Diploma, yüksek lisans ve doktora sahtekârlığının adli yönünü ilgili mercilere bırakarak, yüksek lisans ve doktora tezlerin şaibeli olmayanların bile ilim ve fikir dünyamıza artı değer katmadığına dair akademisyen görüşlerine dikkat çekmek istiyoruz.
Liselerin 2+2 mi 3+1 mi tartışması bağlamında söylemek isteriz ki Türkiye Yüzyılı Maarif Modeli müfredatın dumanı daha üstünde ve bütün sınıf seviyelerinde denenmemişken böyle bir arayış abestir. Böyle bir değişiklik, ortaöğretim müfredatının sil baştan olması demektir. Bu tartışma müfredata olan güveni sarsar.
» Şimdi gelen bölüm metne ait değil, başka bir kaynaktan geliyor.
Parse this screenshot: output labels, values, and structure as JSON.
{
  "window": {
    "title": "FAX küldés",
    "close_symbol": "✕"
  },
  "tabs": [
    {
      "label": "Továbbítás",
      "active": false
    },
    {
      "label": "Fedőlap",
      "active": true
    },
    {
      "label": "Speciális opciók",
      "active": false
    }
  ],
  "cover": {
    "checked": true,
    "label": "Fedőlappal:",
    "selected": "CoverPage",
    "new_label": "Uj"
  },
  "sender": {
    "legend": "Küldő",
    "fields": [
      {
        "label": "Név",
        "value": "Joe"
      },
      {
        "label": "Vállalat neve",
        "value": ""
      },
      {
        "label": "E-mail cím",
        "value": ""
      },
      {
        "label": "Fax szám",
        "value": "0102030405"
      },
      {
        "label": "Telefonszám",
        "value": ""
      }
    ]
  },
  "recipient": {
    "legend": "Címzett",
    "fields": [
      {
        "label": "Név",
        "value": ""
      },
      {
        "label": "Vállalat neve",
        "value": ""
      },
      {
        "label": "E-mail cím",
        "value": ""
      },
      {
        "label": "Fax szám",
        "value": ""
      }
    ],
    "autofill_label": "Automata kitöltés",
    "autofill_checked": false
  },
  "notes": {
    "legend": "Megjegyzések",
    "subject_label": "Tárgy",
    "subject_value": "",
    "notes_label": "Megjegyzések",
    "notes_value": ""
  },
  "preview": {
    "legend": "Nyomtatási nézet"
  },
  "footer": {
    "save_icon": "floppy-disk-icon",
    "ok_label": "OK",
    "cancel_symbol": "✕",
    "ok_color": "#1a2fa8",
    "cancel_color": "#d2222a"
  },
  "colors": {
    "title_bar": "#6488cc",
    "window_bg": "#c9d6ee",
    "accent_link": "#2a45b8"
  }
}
Herkes kabul ediyor ki esas eğitim lise eğitimidir. İyi bir lise eğitimi; dil ve tarih şuuru, milli kimlik, dinî ve genel kültür bakımından üniversiteye ihtiyaç bırakmaz. Orhan Veli, La Fontaine’den, Mallarme’den çevirdiği o muhteşem şiirleri liseden öğrendiği Fransızca ile yapmıştır. Emre Kongar “Şişli Terakki Lisesinde aldığı eğitim ve okuduğu klasikler sayesinde 1. sınıfta birçok dersi çalışmadan geçmiştir. Aynı rahatlığı ABD’de de yaşamıştır. (Herkesten Bir Şey Öğrendim, Nehir Söyleşi). Can Yücel, Şekspir’den 66. Sone’yi; Melih Cevdet Anday E. A. Poe’den Annabel Lee’iyi İngilizce’yi; A. Kadir Mevlana’dan Mesnevi ve Rubaileri Farsçayı iyi bildiği için değil; Türkçeyi iyi bildiği için muhteşem çevirmiştir.
CB Erdoğan, 2002’den beri bulunduğu bütün pozisyonlarda eğitim ve öğretime en büyük desteği verdi. Bakanların ve bürokrasinin bu konudaki bütün tekliflerine sahip çıktı. Bu bağlamda en son Türkiye Yüzyılı Maarif Modelinin ve Milli Eğitim Akademisinin yürürlüğe girmesini sağladı. 2002’den bu yana denenmedik sistem, müfredat kalmadı. Dolayısıyla Türkiye Yüzyılına bilgi, kültür ve donanım bakımından gençlere çok ihtiyaç olacak; bunun için ülke sathında liseler bir zamanların İstanbul Erkek Lisesi, Kabataş Lisesi, Ankara Erkek Lisesi gibi okulların seviyesini hedef almalı, Bakanlık lise eğitimini gözden çıkardı izlenimi verilmemelidir.
Böyle diyorum ama yukarıda adı geçen ve LGS’de çok tercih edilen akla gelebilecek diğer liselerde 40-60 arasındaki seviyesinde olduğunu iddia etmiyorum. Bu liselerin tamamen YKS başarıları ölçü alınarak tercih edildiğini herkes biliyor.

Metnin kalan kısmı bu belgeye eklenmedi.